While some biogerontologists support the SENS program, others contend that the ultimate goals of de Grey's programme are too speculative given the current state of technology. The 31-member Research Advisory Board of de Grey's SENS Research Foundation have signed an endorsement of the plausibility of the SENS approach.

In genetics and developmental biology, somatic cell nuclear transfer (SCNT) is a laboratory strategy for creating a viable embryo from a body cell and an egg cell. The technique consists of taking a denucleated oocyte (egg cell) and implanting a donor nucleus from a somatic (body) cell. It is used in both therapeutic and reproductive cloning. In 1996, Dolly the sheep became famous for being the first successful case of the reproductive cloning of a mammal. In January 2018, a team of scientists in Shanghai announced the successful cloning of two female crab-eating macaques (named Zhong Zhong and Hua Hua) from foetal nuclei.

"Therapeutic cloning" refers to the potential use of SCNT in regenerative medicine; this approach has been championed as an answer to the many issues concerning embryonic stem cells (ESCs) and the destruction of viable embryos for medical use, though questions remain on how homologous the two cell types truly are.

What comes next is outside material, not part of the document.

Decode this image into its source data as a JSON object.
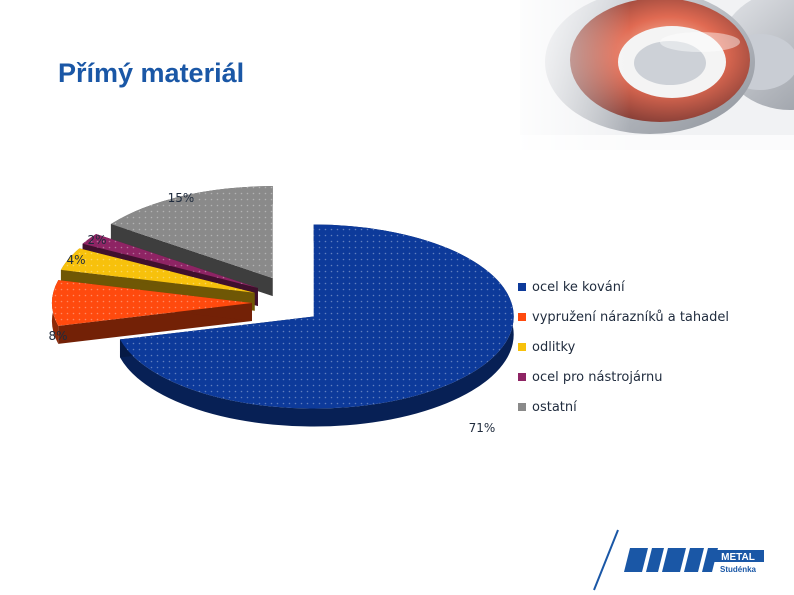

Tissue engineering is a biomedical engineering discipline that uses a combination of cells, engineering, materials methods, and suitable biochemical and physicochemical factors to restore, maintain, improve, or replace different types of biological tissues. Tissue engineering often involves the use of cells placed on tissue scaffolds in the formation of new viable tissue for a medical purpose, but is not limited to applications involving cells and tissue scaffolds. While it was once categorized as a sub-field of biomaterials, having grown in scope and importance, it can be considered as a field of its own.

While most definitions of tissue engineering cover a broad range of applications, in practice, the term is closely associated with applications that repair or replace portions of or whole tissues (i.e. organs, bone, cartilage, blood vessels, bladder, skin, muscle etc.). Often, the tissues involved require certain mechanical and structural properties for proper functioning. The term has also been applied to efforts to perform specific biochemical functions using cells within an artificially created support system (e.g. an artificial pancreas, or a bio artificial liver). The term regenerative medicine is often used synonymously with tissue engineering, although those involved in regenerative medicine place more emphasis on the use of stem cells or progenitor cells to produce tissues.